Interview Series: Amanda Astroth, Fashion Stylist and Costume Designer
Welcome to MODA's Interview Series, where we feature influencers and leaders in the fashion industry in the Chicago area and beyond to discuss their design inspirations, their creative backgrounds and what it means to be a self-starter in the fashion world today.
Amanda Astroth is a local fashion stylist based in Chicago who specializes in commercial and editorial work, costume design and bridal styling. Amanda is most passionate about producing unique work that combines her creativity and business savvy. For more information, head over to her website.
You’ve made a career for yourself as a fashion stylist and costume designer–how did you first get interested in the industry? When did you know this was a path you wanted to pursue professionally?
I have been interested in fashion for as long as I can remember! My mom was a head fashion buyer for Carson’s (an upscale fashion department store chain), so expressing creativity through clothes was instilled in me from a young age. I was constantly sketching designs for my “clothing line” when I was little. When I went to college, I realized i wanted to find a way to merge my creativity and love for business without being a fashion designer and that is how I discovered styling was the way to go!
You attended Columbia College Chicago and studied fashion business as an undergraduate–do you have any advice for individuals interested in pursuing a degree in fashion at an undergraduate or graduate level?
College is the time where I grew as a creative. I feel like I wasted so much time in high school following trends and not being myself. My biggest advice would be to be yourself and be original! In fashion, you have to find a way to stand out from the crowd. Experimentation and a willingness to learn are key! Find your passion and never stop learning about it.
How would you describe your creative process? When you’re working on a new project or with a new client, do you have a general approach that works every time, or does every opportunity call for something different?
When I get a new project, I do loads of research and make mood boards to sort out my thoughts. I also stay in close communication with all the other people who are involved so everyone is on the same page. I also value feedback from others on how to make my work stronger, which is another reason communication is key.
Describe an average shoot day: what are some of the demands you have to meet? What kinds of creative teams do you collaborate with? What kinds of decisions and compromises do you have to make?

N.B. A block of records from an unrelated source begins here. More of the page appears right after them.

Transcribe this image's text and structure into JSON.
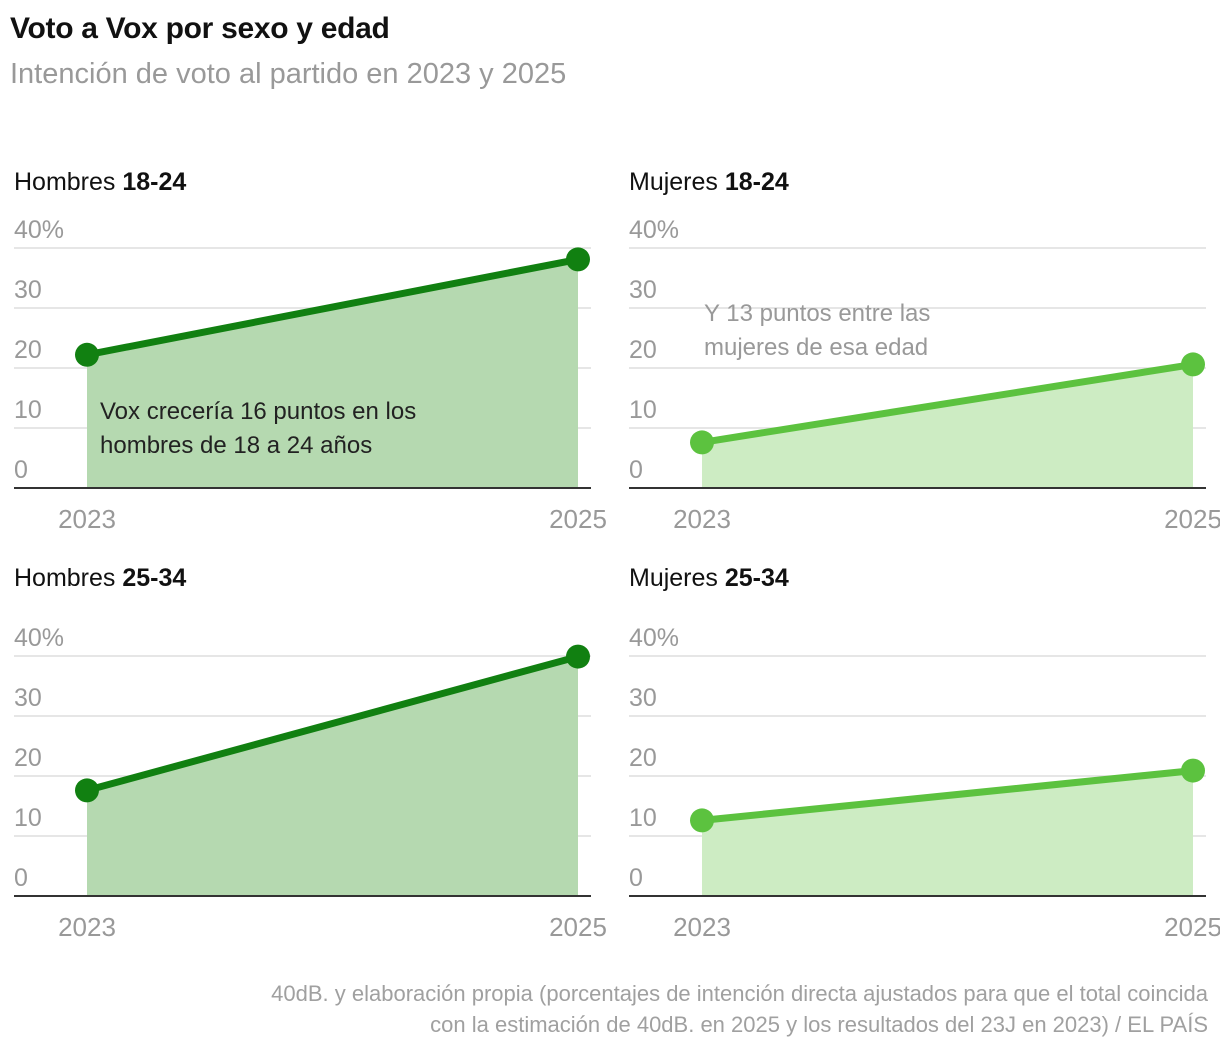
{
  "title": "Voto a Vox por sexo y edad",
  "subtitle": "Intención de voto al partido en 2023 y 2025",
  "source": [
    "40dB. y elaboración propia (porcentajes de intención directa ajustados para que el total coincida",
    "con la estimación de 40dB. en 2025 y los resultados del 23J en 2023) / EL PAÍS"
  ],
  "colors": {
    "men_line": "#118011",
    "men_fill": "#b5d9b0",
    "women_line": "#5cc23f",
    "women_fill": "#cdecc3",
    "grid": "#dddddd",
    "axis": "#333333",
    "tick": "#999999"
  },
  "chart_data": [
    {
      "type": "area",
      "group": "Hombres",
      "age": "18-24",
      "x": [
        "2023",
        "2025"
      ],
      "values": [
        22.2,
        38.1
      ],
      "ylim": [
        0,
        40
      ],
      "yticks": [
        "0",
        "10",
        "20",
        "30",
        "40%"
      ],
      "annotation": [
        "Vox crecería 16 puntos en los",
        "hombres de 18 a 24 años"
      ]
    },
    {
      "type": "area",
      "group": "Mujeres",
      "age": "18-24",
      "x": [
        "2023",
        "2025"
      ],
      "values": [
        7.6,
        20.6
      ],
      "ylim": [
        0,
        40
      ],
      "yticks": [
        "0",
        "10",
        "20",
        "30",
        "40%"
      ],
      "annotation": [
        "Y 13 puntos entre las",
        "mujeres de esa edad"
      ]
    },
    {
      "type": "area",
      "group": "Hombres",
      "age": "25-34",
      "x": [
        "2023",
        "2025"
      ],
      "values": [
        17.6,
        39.9
      ],
      "ylim": [
        0,
        40
      ],
      "yticks": [
        "0",
        "10",
        "20",
        "30",
        "40%"
      ],
      "annotation": []
    },
    {
      "type": "area",
      "group": "Mujeres",
      "age": "25-34",
      "x": [
        "2023",
        "2025"
      ],
      "values": [
        12.6,
        20.9
      ],
      "ylim": [
        0,
        40
      ],
      "yticks": [
        "0",
        "10",
        "20",
        "30",
        "40%"
      ],
      "annotation": []
    }
  ]
}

For photo shoots, it starts with preparing the clothing. Everything needs to be steamed and looking pretty. Sometimes, I do not have the time before to do a model fitting so I always bring back ups in case something does not fit. I collaborate with the model or models, photographer, and makeup artist. Since I also act as the creative director, I have to decide where I want the photos to be shot, how I want the model posed, the overall feel, and what I want every last detail to look like. Compromises are always made depending on weather, comfort of the model, and what the photographer thinks as well.

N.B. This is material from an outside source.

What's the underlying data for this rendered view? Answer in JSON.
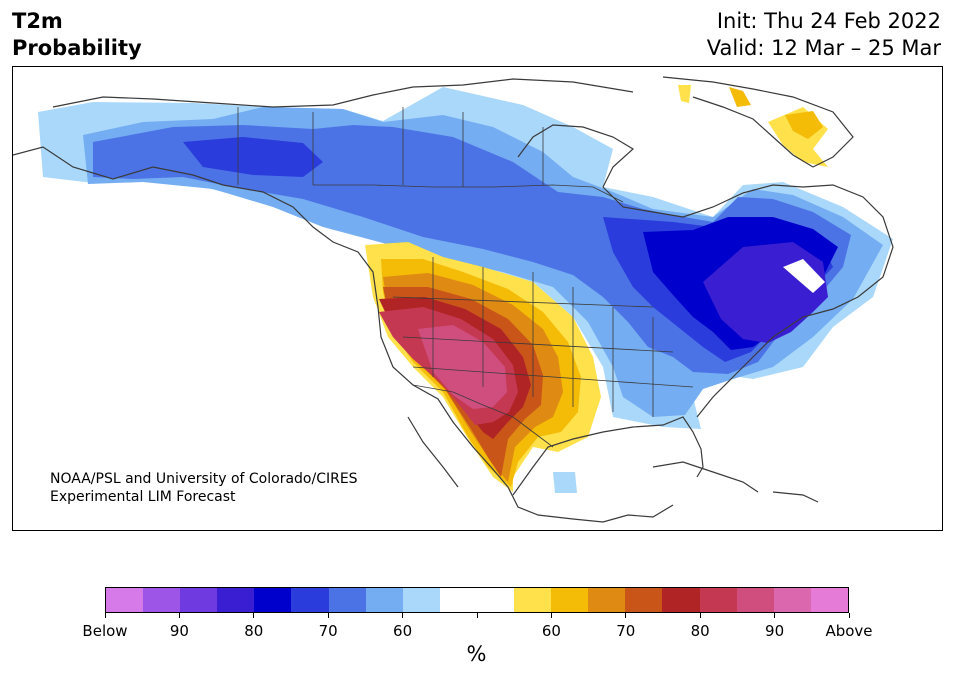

Where do you find inspiration?
I find inspiration from everyday people (guys, girls, grandpas even!), high fashion, movies, and my cousin Natalie. She wears everything with confidence.
What are some of the most challenging aspects of being self-employed and working freelance? What are some of the most rewarding aspects?
The challenging part of being freelance is not being able to do what I love all the time. I still have to work a full-time job to pay the bills, so I try to squeeze in my side projects wherever I can. The most rewarding part is fueling my creativity and seeing a finished project. It always makes me excited to see what I can do next.
Can you share a favorite project you’ve worked on and what made it so special?
My favorite project so far was costuming an indie film in Georgia. It was so special because me and my best friend costumed it together right after we graduated college and my cousin Natalie was the director!
You studied fashion business in school—how does this inform and/or diverge from the more creative demands of your job?
Studying fashion business was the perfect blend of being creative and learning how to make a living being creative. No matter what creative profession you're in, I believe that business classes are so necessary because they teach you how to successfully showcase your work to the world.
Are there any exciting new projects you’re working on that you can share with us?
Right now, I am working on trying to merge my loves for vintage, thrift shopping and fashion editorials. Stay tuned!
Finally, do you have any advice for young people interested in pursuing a career in fashion? What kinds of lessons, skills or mistakes have helped you to succeed?
My advice is to take as many opportunities as possible and get yourself out there! You never know who you might meet or what new skills you will learn. Also, be a mix of kindness and hard work, and people will always want to work with you.